Especialista em computação revela os segredos do fenômeno social do ano

Kayvon Beykpour, fundador e diretor-presidente do Periscope
Kayvon Beykpour, fundador e diretor-presidente do Periscope

Apertar um botão e transmitir ao vivo diretamente do celular: essa é a magia do Periscope, muito simples, mas também com um grande potencial. A fórmula para o sucesso é a completa integração com o Twitter. A rede social comprou o serviço antes de ficar pronto para combater o crescente interesse despertado pelo aplicativo Meerkat. A estratégia funcionou. Tornou-se o meio mais popular para acompanhar eventos, humoristas, manifestações e shows. Não há uma programação, o conteúdo expira após 24 horas e, embora o vídeo seja vertical, a princípio criticado, o aplicativo consagra-se como a opção adequada para transmissões através do celular. Com menos de três meses de vida, tornou-se o meio audiovisual preferido de celebridades, redes de televisão, atletas e usuários que descobrem uma janela direta para mostrar o que os rodeia em tempo real.

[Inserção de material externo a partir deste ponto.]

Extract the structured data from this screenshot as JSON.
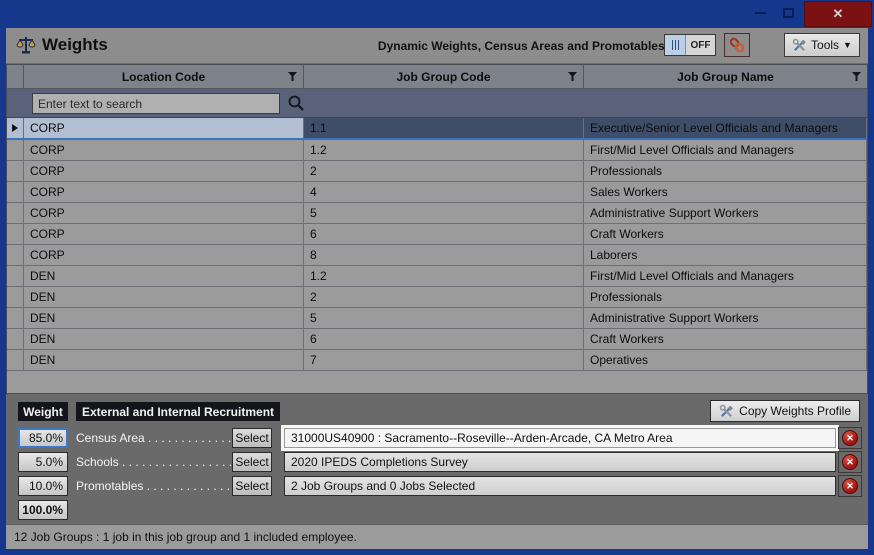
{
  "window": {
    "close_glyph": "✕"
  },
  "header": {
    "title": "Weights",
    "dynamic_label": "Dynamic Weights, Census Areas and Promotables :",
    "toggle_state": "OFF",
    "tools_label": "Tools",
    "tools_chevron": "▼"
  },
  "grid": {
    "columns": [
      "Location Code",
      "Job Group Code",
      "Job Group Name"
    ],
    "search_placeholder": "Enter text to search",
    "selected_row_index": 0,
    "rows": [
      [
        "CORP",
        "1.1",
        "Executive/Senior Level Officials and Managers"
      ],
      [
        "CORP",
        "1.2",
        "First/Mid Level Officials and Managers"
      ],
      [
        "CORP",
        "2",
        "Professionals"
      ],
      [
        "CORP",
        "4",
        "Sales Workers"
      ],
      [
        "CORP",
        "5",
        "Administrative Support Workers"
      ],
      [
        "CORP",
        "6",
        "Craft Workers"
      ],
      [
        "CORP",
        "8",
        "Laborers"
      ],
      [
        "DEN",
        "1.2",
        "First/Mid Level Officials and Managers"
      ],
      [
        "DEN",
        "2",
        "Professionals"
      ],
      [
        "DEN",
        "5",
        "Administrative Support Workers"
      ],
      [
        "DEN",
        "6",
        "Craft Workers"
      ],
      [
        "DEN",
        "7",
        "Operatives"
      ]
    ]
  },
  "weights_panel": {
    "weight_header": "Weight",
    "recruitment_header": "External and Internal Recruitment",
    "copy_button_label": "Copy Weights Profile",
    "total": "100.0%",
    "rows": [
      {
        "weight": "85.0%",
        "label": "Census Area . . . . . . . . . . . . . ....",
        "select_label": "Select",
        "value": "31000US40900 : Sacramento--Roseville--Arden-Arcade, CA Metro Area",
        "highlighted": true
      },
      {
        "weight": "5.0%",
        "label": "Schools . . . . . . . . . . . . . . . . . ....",
        "select_label": "Select",
        "value": "2020 IPEDS Completions Survey",
        "highlighted": false
      },
      {
        "weight": "10.0%",
        "label": "Promotables . . . . . . . . . . . . . ....",
        "select_label": "Select",
        "value": "2 Job Groups and 0 Jobs Selected",
        "highlighted": false
      }
    ]
  },
  "status_bar": {
    "text": "12 Job Groups : 1 job in this job group and 1 included employee."
  },
  "colors": {
    "titlebar_blue": "#15388c",
    "close_red": "#7c1113",
    "header_gray": "#8d8d8d",
    "column_header": "#7e828b",
    "search_band": "#59627a",
    "row_gray": "#9b9b9b",
    "selected_cell_light": "#b2bfd2",
    "selected_cell_dark": "#3f4e68",
    "selection_border": "#3a70bc",
    "panel_gray": "#6a6a6a",
    "black_header": "#14141b",
    "delete_red": "#9c1410"
  }
}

Emissão ao vivo através do Periscope.
Emissão ao vivo através do Periscope.

Nos primeiros 10 dias, o Periscope conseguiu um milhão de usuários ativos. Foi concebido em inglês e para o iPhone. Dois meses depois, estreou no Android e em vários idiomas como japonês, espanhol, francês, italiano, alemão, russo, português, turco, polonês, árabe, checo, chinês ou hebraico. Kayvon Beykpour, fundador e diretor-presidente do Periscope, nasceu em 1988, perto de San Francisco. Estudou ciência da computação na Universidade Stanford. Faz parte dessa geração cuja infância foi marcada pela Internet.

Pergunta: Como surgiu a ideia de criar o Periscope?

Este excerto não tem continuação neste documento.